Pro-life leader to Clinton: Take stand on 20-week ban

Abortion opponents are hailing new findings that a majority of babies born on the brink of viability can survive, saying science is increasingly backing up their efforts to ban abortions earlier in pregnancy.

Nearly seven in 10 infants born at 22 and 23 weeks gestation and given active care survived, according to a study published this week in the Journal of the American Medical Association Pediatrics. Survival rates were 60 percent among infants born at 22 weeks and 70 percent among infants born at 23 weeks.

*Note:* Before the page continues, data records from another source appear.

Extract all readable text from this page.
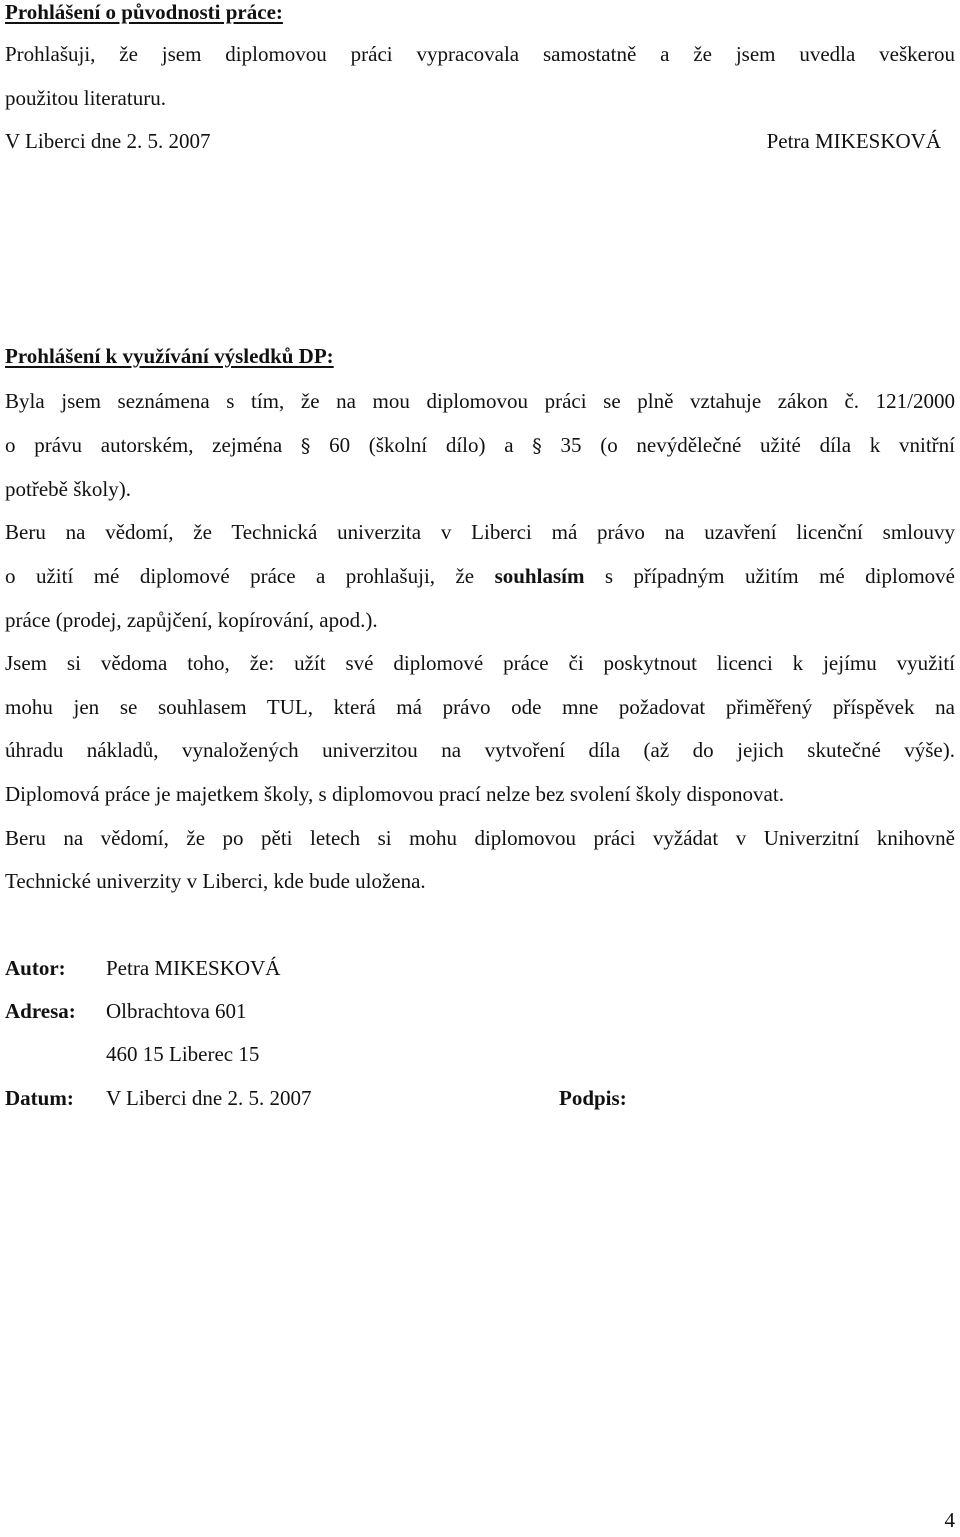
Prohlášení o původnosti práce:
Prohlašuji, že jsem diplomovou práci vypracovala samostatně a že jsem uvedla veškerou
použitou literaturu.
V Liberci dne 2. 5. 2007	Petra MIKESKOVÁ
Prohlášení k využívání výsledků DP:
Byla jsem seznámena s tím, že na mou diplomovou práci se plně vztahuje zákon č. 121/2000
o právu autorském, zejména § 60 (školní dílo) a § 35 (o nevýdělečné užité díla k vnitřní
potřebě školy).
Beru na vědomí, že Technická univerzita v Liberci má právo na uzavření licenční smlouvy
o užití mé diplomové práce a prohlašuji, že souhlasím s případným užitím mé diplomové
práce (prodej, zapůjčení, kopírování, apod.).
Jsem si vědoma toho, že: užít své diplomové práce či poskytnout licenci k jejímu využití
mohu jen se souhlasem TUL, která má právo ode mne požadovat přiměřený příspěvek na
úhradu nákladů, vynaložených univerzitou na vytvoření díla (až do jejich skutečné výše).
Diplomová práce je majetkem školy, s diplomovou prací nelze bez svolení školy disponovat.
Beru na vědomí, že po pěti letech si mohu diplomovou práci vyžádat v Univerzitní knihovně
Technické univerzity v Liberci, kde bude uložena.
Autor: Petra MIKESKOVÁ
Adresa: Olbrachtova 601
460 15 Liberec 15
Datum: V Liberci dne 2. 5. 2007	Podpis:
4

The study underscores advances in the area of neonatal care, as premature infants have become more likely to survive at earlier stages. While the Supreme Court has said states can’t ban abortions before the point of viability, that benchmark has shifted over the last few decades, fueling anti-abortion efforts to restrict the procedure.

On Wednesday, South Carolina became the 17th state to pass a bill banning abortions past 20 weeks gestation, legislation known as a “pain-capable” measure because it’s based on when a fetus may be able to experience pain.

The Susan B. Anthony List and other anti-abortion groups have pushed a similar federal measure, which the House passed last year but which Democrats blocked in the Senate. SBA List President Marjorie Dannenfelser said the JAMA study, showing fetuses could be viable earlier than previously thought, should put more pressure on likely Democratic presidential nominee Hillary Clinton to say whether she supports any later-term abortion bans.

“The pain-capable bill is a line we have set in the sand, and a line GOP presidential candidate Donald Trump has agreed to,” Dannenfelser said. “Hillary Clinton has declared that the ‘unborn person’ has no constitutional rights.’ Would she support either of these bills …. the American people have a right to know the answer in this year of decision.”